Wednesday, March 18, 2009

I have a dream. I'll tell you what it is for £1.70

Martin Luther King's speeches, you might think, are so important they should be shared, and repeated, and used freely.

But King copyrighted them, and since his death, his estate has fought to ensure that use of his words generates revenue. Now, in order to squeeze a few extra quid out the man, they've signed up EMI to manage the rights.

Yes. EMI. The company are ecstatic:

Roger Faxon, the chief executive of EMI's music publishing division, said the move was not much of a departure for the music company because “extracts of many of his speeches are already used in musical compositions - and because we have expertise in ensuring that there is a proper licensing regime for intellectual property”.

Extracts of his speeches have turned up in songs, so it's not that different really. Likewise, EMI has released songs in which people play pianos, which means they'd be the perfect people to move a baby grand from one country to another.

And let's just take a second to review Faxon's assertion that EMI are some sorts of experts in ensuring licensing regimes.
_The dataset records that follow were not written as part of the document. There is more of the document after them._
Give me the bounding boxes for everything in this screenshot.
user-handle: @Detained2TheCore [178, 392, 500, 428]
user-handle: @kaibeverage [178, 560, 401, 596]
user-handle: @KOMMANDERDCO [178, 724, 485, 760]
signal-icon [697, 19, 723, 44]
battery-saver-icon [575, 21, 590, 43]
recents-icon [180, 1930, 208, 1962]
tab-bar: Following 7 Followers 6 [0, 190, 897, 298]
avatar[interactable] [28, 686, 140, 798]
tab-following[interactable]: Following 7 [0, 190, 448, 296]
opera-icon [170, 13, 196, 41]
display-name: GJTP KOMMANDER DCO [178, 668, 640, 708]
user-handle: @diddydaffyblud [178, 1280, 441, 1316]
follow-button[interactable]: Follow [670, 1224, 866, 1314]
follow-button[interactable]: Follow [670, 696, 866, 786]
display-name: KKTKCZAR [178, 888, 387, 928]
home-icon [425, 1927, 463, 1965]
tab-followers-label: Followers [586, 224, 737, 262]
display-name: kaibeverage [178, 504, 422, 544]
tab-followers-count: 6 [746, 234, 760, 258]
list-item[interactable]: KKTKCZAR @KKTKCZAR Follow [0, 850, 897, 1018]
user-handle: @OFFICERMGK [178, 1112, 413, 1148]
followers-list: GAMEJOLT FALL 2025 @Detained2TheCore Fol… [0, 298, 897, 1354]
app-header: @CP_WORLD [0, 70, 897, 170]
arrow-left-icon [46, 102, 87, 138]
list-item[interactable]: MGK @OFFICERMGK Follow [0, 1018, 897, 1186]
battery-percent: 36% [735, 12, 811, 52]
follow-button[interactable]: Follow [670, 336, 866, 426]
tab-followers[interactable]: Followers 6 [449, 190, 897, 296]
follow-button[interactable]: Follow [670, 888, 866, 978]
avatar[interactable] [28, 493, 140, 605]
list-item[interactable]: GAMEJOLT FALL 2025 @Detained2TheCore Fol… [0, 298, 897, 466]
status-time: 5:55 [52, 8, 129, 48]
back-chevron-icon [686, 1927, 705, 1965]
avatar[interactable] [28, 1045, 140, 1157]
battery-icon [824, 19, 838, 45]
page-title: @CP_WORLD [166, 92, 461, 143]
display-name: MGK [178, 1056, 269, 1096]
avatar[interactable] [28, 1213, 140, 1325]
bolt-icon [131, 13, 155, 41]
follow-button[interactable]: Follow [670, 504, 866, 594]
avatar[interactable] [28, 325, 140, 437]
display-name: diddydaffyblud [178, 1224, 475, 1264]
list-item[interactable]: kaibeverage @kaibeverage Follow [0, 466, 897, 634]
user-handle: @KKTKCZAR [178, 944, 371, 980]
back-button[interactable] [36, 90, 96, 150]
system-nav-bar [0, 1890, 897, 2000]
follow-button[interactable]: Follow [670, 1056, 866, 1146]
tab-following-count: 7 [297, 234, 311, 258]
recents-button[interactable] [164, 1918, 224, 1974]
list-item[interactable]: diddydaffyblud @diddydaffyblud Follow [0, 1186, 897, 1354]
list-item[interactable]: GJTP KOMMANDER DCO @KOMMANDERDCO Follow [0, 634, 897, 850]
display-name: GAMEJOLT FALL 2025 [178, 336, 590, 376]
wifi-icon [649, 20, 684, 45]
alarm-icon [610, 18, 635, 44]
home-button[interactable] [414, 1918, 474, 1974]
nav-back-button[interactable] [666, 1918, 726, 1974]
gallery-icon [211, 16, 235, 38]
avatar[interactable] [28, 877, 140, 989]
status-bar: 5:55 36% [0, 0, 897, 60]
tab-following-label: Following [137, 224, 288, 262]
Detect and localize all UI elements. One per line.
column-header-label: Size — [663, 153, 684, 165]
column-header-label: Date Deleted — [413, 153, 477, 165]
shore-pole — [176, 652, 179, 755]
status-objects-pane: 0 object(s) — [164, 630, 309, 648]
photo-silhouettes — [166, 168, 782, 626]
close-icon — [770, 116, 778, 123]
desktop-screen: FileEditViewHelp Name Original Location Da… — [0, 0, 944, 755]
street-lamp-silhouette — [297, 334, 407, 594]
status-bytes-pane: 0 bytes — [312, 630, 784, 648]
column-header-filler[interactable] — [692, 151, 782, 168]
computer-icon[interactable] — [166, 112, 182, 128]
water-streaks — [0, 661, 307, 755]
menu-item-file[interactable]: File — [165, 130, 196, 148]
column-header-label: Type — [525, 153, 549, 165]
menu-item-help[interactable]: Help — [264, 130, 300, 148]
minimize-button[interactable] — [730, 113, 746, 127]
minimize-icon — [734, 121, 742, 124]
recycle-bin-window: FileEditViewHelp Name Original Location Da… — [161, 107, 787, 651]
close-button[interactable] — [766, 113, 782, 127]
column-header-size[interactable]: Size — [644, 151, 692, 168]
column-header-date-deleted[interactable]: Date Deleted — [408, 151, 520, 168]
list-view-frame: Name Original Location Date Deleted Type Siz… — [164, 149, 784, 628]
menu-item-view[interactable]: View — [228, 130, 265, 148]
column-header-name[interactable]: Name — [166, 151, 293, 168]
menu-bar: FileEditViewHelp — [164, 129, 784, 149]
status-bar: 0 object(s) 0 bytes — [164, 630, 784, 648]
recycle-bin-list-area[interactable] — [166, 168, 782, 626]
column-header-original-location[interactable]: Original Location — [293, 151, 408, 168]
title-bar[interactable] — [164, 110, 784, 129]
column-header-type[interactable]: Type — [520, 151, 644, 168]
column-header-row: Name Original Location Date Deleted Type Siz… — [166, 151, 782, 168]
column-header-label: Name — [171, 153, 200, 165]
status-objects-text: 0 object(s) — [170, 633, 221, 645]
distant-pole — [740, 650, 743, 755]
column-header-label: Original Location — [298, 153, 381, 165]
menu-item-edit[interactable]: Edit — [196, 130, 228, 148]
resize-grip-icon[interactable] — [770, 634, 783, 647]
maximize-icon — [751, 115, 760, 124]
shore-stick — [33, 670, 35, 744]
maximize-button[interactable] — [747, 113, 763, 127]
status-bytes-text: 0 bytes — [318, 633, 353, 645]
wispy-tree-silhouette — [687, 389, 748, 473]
EMI. It's not like their business has spent the last decade flapping round like a plastic bag in a hurricane as their stuff vanishes off into darknets and peer-to-peer networks while their 'experts' suggest that suing single parents and postmen for tens of thousands of pounds is the answer, is it? Good lord, if EMI are experts in ensuring maximised revenue in an online marketplace, you'd hate to meet someone who only had half a clue, wouldn't you?

To be fair to the estate of Martin Luther King, the idea of appointing licensing 'experts' isn't totally motivated by greed, as revenue from the use of his speeches does help fund the Atlanta King Center:
Dexter S. King, chairman and chief executive of the King Estate, said that it wanted EMI “to monitor and bring under compliance the unauthorised usages of Dr King's words and intellectual property on the internet and digital media”, which would “increase the King Estate's ability to preserve, perpetuate, and protect the great legacy of Martin Luther King”.

Is strangling the rights to use his words really the best way to do that, though? If you really want to ensure King's legacy, does forcing people to pay to quote his most inspirational words really help with that in the long term?